Density of SYN-IR presynaptic terminals does not correlate with plaque load in mice from different FAD-mutant hAPP lines. Plaque load and density of SYN-IR presynaptic terminals in the hippocampus were determined in 31 transgenic mice from APP_Ind lines H6, H9, and H40 and APP_{Sw, Ind}line J9 at 21–27 months of age. No correlation was found between the two variables.

Fig. 7.

Comparison of hippocampal Aβ levels, plaque formation, and density of SYN-IR presynaptic terminals in the high expresser lines APP_Wt I63 and APP_Ind H6. Note that the cerebral hAPP mRNA levels in these lines are very well matched (Figs. 1, 2). A, Levels of human Aβ were determined at 2–4 months of age in 8–9 mice per line by ELISA.Circles represent values in individual mice;horizontal lines indicate group means. B, Proportion of mice in which 3D6-immunoreactive plaques were identified (black) at the ages indicated (n = 4–18 mice per line and age range). C, The density of SYN-IR presynaptic terminals was determined in 4–41 mice per genotype and age range.
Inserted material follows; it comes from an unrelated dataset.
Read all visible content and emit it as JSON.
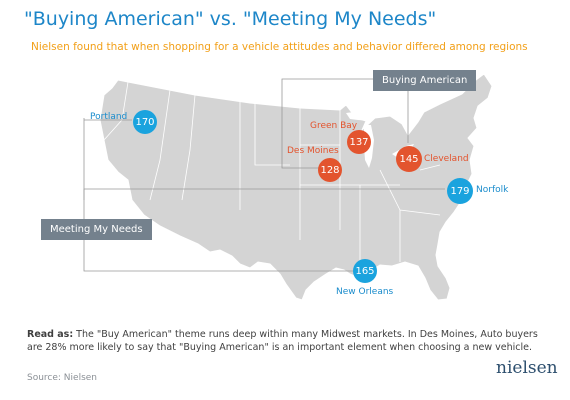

Data represent group means ± SD. *p < 0.05, **p < 0.01 versus nontransgenic controls (Tukey–Kramer post hoctest).

Fig. 8.

Density of SYN-IR presynaptic terminals does not correlate with hAPP levels across hAPP mice from different lines. Levels of full-length plus α-secreted hAPP and density of SYN-IR presynaptic terminals in the hippocampus were determined in 36 transgenic mice from APP_Wt lines I5, I7, and I63, APP_Ind lines H6 and H40, and APP_{Sw, Ind} line J9 at 2–4 months of age. No correlation was identified between the two variables. No plaques were detected in the opposite hemibrains of these mice by immunostaining with the 3D6 antibody (data not shown).

Fig. 9.

Inverse correlation between density of SYN-IR presynaptic terminals and levels of Aβ. At 2–4 months of age, hippocampal levels of Aβ_1-x and Aβ_1–42 in one hemibrain were correlated with the hippocampal density of SYN-IR presynaptic terminals in the opposite hemibrain in mice from lines expressing APP_Wt, APP_Ind, or APP_{Sw, Ind} at different levels (4–9 mice per line). None of these mice had plaques by immunostaining with the 3D6 antibody (data not shown). Arrows indicate the normal density of SYN-IR presynaptic terminals in age-matched nontransgenic controls (mean of 29 mice).